Out-of-Pocket Maximum Explained
HSChange Editorial Team
Health Policy Research Team, Consumer Health Guidance
Reviewed by Dr. Sarah Mitchell, MD, MPH, Board-Certified Internal Medicine
Last updated: April 4, 2026
The out-of-pocket maximum is the most you'll spend on covered in-network healthcare in a single plan year. Once you hit that number, your insurance pays 100% for the rest of the year. It's your financial safety net against catastrophic medical costs.
2026 Limits
For 2026, ACA-compliant plans cap the out-of-pocket maximum at $10,150 for individual coverage and $20,300 for family coverage (CMS). HDHPs have a lower cap: $8,500 for individuals and $17,000 for families, set by the IRS for HSA eligibility. These numbers have climbed steadily. In 2014, the first year of ACA plans, the individual cap was $6,350.
What Counts Toward It
Your deductible, copays, and coinsurance all count toward the out-of-pocket maximum. Every dollar you spend on covered in-network services adds up. Once the total hits the cap, you're done paying for the year.
What Doesn't Count
Your monthly premiums do not count toward the out-of-pocket max. Neither do out-of-network charges on most plans. Balance-billed amounts and services not covered by your plan are also excluded. This means that even after hitting the max, you could still owe money for out-of-network care or uncovered services.

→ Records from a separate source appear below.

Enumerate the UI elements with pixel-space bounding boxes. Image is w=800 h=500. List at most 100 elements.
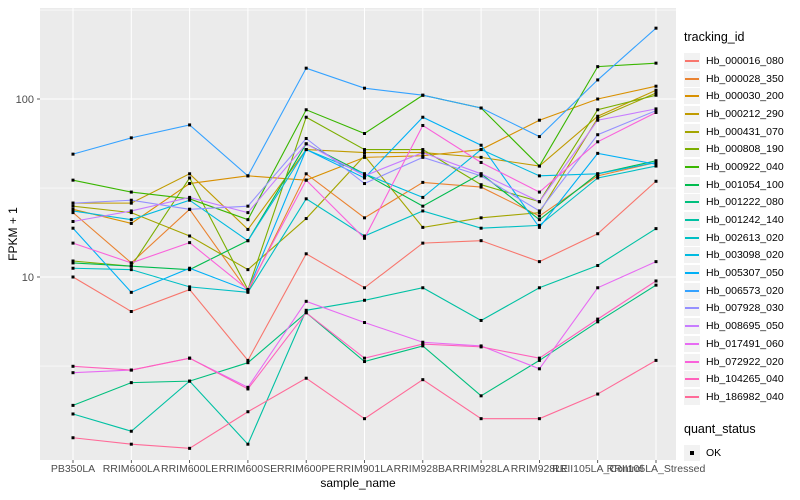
data-point bbox=[129, 261, 133, 265]
data-point bbox=[421, 340, 425, 344]
data-point bbox=[246, 358, 250, 362]
data-point bbox=[596, 118, 600, 122]
data-point bbox=[537, 118, 541, 122]
x-tick-label: RRIM928BA bbox=[394, 463, 452, 475]
legend-item-Hb_186982_040: Hb_186982_040 bbox=[684, 388, 798, 406]
data-point bbox=[654, 109, 658, 113]
legend-line-swatch bbox=[685, 236, 699, 239]
legend-key bbox=[684, 335, 700, 352]
data-point bbox=[421, 195, 425, 199]
data-point bbox=[654, 88, 658, 92]
data-point bbox=[537, 367, 541, 371]
legend-item-Hb_001242_140: Hb_001242_140 bbox=[684, 211, 798, 229]
data-point bbox=[537, 218, 541, 222]
x-tick-label: RRII105LA_Stressed bbox=[607, 463, 706, 475]
data-point bbox=[246, 410, 250, 414]
data-point bbox=[129, 429, 133, 433]
data-point bbox=[363, 155, 366, 159]
legend-key bbox=[684, 52, 700, 69]
data-point bbox=[129, 136, 133, 140]
legend-line-swatch bbox=[685, 289, 699, 292]
legend-label: Hb_017491_060 bbox=[706, 337, 784, 350]
data-point bbox=[537, 174, 541, 178]
legend-key bbox=[684, 105, 700, 122]
legend-line-swatch bbox=[685, 378, 699, 381]
data-point bbox=[537, 211, 541, 215]
data-point bbox=[479, 183, 483, 187]
data-point bbox=[654, 159, 658, 163]
legend-label: Hb_001242_140 bbox=[706, 214, 784, 227]
data-point bbox=[188, 195, 192, 199]
data-point bbox=[537, 260, 541, 264]
legend-item-Hb_003098_020: Hb_003098_020 bbox=[684, 247, 798, 265]
data-point bbox=[479, 226, 483, 230]
data-point bbox=[246, 174, 250, 178]
data-point bbox=[596, 78, 600, 82]
legend-item-Hb_104265_040: Hb_104265_040 bbox=[684, 370, 798, 388]
data-point bbox=[479, 216, 483, 220]
data-point bbox=[421, 344, 425, 348]
legend-key bbox=[684, 176, 700, 193]
data-point bbox=[537, 223, 541, 227]
legend-key bbox=[684, 70, 700, 87]
data-point bbox=[654, 162, 658, 166]
data-point bbox=[363, 172, 366, 176]
data-point bbox=[421, 209, 425, 213]
data-point bbox=[654, 283, 658, 287]
data-point bbox=[363, 154, 366, 158]
data-point bbox=[188, 182, 192, 186]
legend-label: Hb_002613_020 bbox=[706, 231, 784, 244]
legend-line-swatch bbox=[685, 183, 699, 186]
legend-key bbox=[684, 212, 700, 229]
data-point bbox=[71, 211, 75, 215]
data-point bbox=[479, 417, 483, 421]
data-point bbox=[71, 275, 75, 279]
data-point bbox=[71, 403, 75, 407]
data-point bbox=[479, 174, 483, 178]
legend-line-swatch bbox=[685, 219, 699, 222]
y-axis-title: FPKM + 1 bbox=[6, 207, 20, 261]
x-tick-label: RRIM600LE bbox=[161, 463, 218, 475]
data-point bbox=[304, 252, 308, 256]
data-point bbox=[129, 218, 133, 222]
legend-item-Hb_000212_290: Hb_000212_290 bbox=[684, 105, 798, 123]
data-point bbox=[188, 266, 192, 270]
data-point bbox=[421, 342, 425, 346]
legend-item-Hb_006573_020: Hb_006573_020 bbox=[684, 282, 798, 300]
data-point bbox=[129, 190, 133, 194]
legend-item-Hb_001054_100: Hb_001054_100 bbox=[684, 176, 798, 194]
legend-item-Hb_007928_030: Hb_007928_030 bbox=[684, 300, 798, 318]
legend-line-swatch bbox=[685, 307, 699, 310]
data-point bbox=[363, 356, 366, 360]
data-point bbox=[129, 368, 133, 372]
legend-label: Hb_072922_020 bbox=[706, 355, 784, 368]
data-point bbox=[596, 320, 600, 324]
data-point bbox=[363, 360, 366, 364]
data-point bbox=[479, 148, 483, 152]
data-point bbox=[71, 178, 75, 182]
data-point bbox=[596, 97, 600, 101]
data-point bbox=[71, 371, 75, 375]
data-point bbox=[596, 176, 600, 180]
legend-line-swatch bbox=[685, 201, 699, 204]
data-point bbox=[421, 225, 425, 229]
data-point bbox=[246, 204, 250, 208]
data-point bbox=[188, 446, 192, 450]
data-point bbox=[421, 154, 425, 158]
legend-key bbox=[684, 158, 700, 175]
legend-key bbox=[684, 123, 700, 140]
legend-line-swatch bbox=[685, 325, 699, 328]
legend-label: Hb_000212_290 bbox=[706, 107, 784, 120]
panel-background bbox=[40, 8, 676, 460]
data-point bbox=[363, 286, 366, 290]
data-point bbox=[596, 65, 600, 69]
data-point bbox=[654, 26, 658, 30]
data-point bbox=[537, 286, 541, 290]
legend-item-Hb_001222_080: Hb_001222_080 bbox=[684, 194, 798, 212]
data-point bbox=[537, 190, 541, 194]
ok-point-swatch bbox=[690, 450, 694, 455]
legend-line-swatch bbox=[685, 342, 699, 345]
quant-legend-item: OK bbox=[684, 444, 798, 462]
data-point bbox=[363, 216, 366, 220]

Why It Matters More Than You Think
If you're expecting a major medical event (surgery, cancer treatment, having a baby), the out-of-pocket max is the number that matters most. A plan with 40% coinsurance sounds expensive, but if the out-of-pocket max is $8,500, that's your actual worst case for in-network care. Once you're there, everything else is covered.
When comparing plans, look at the out-of-pocket max alongside the premium. Sometimes a plan with a slightly higher premium has a much lower out-of-pocket max, which could save you thousands if you end up needing serious care.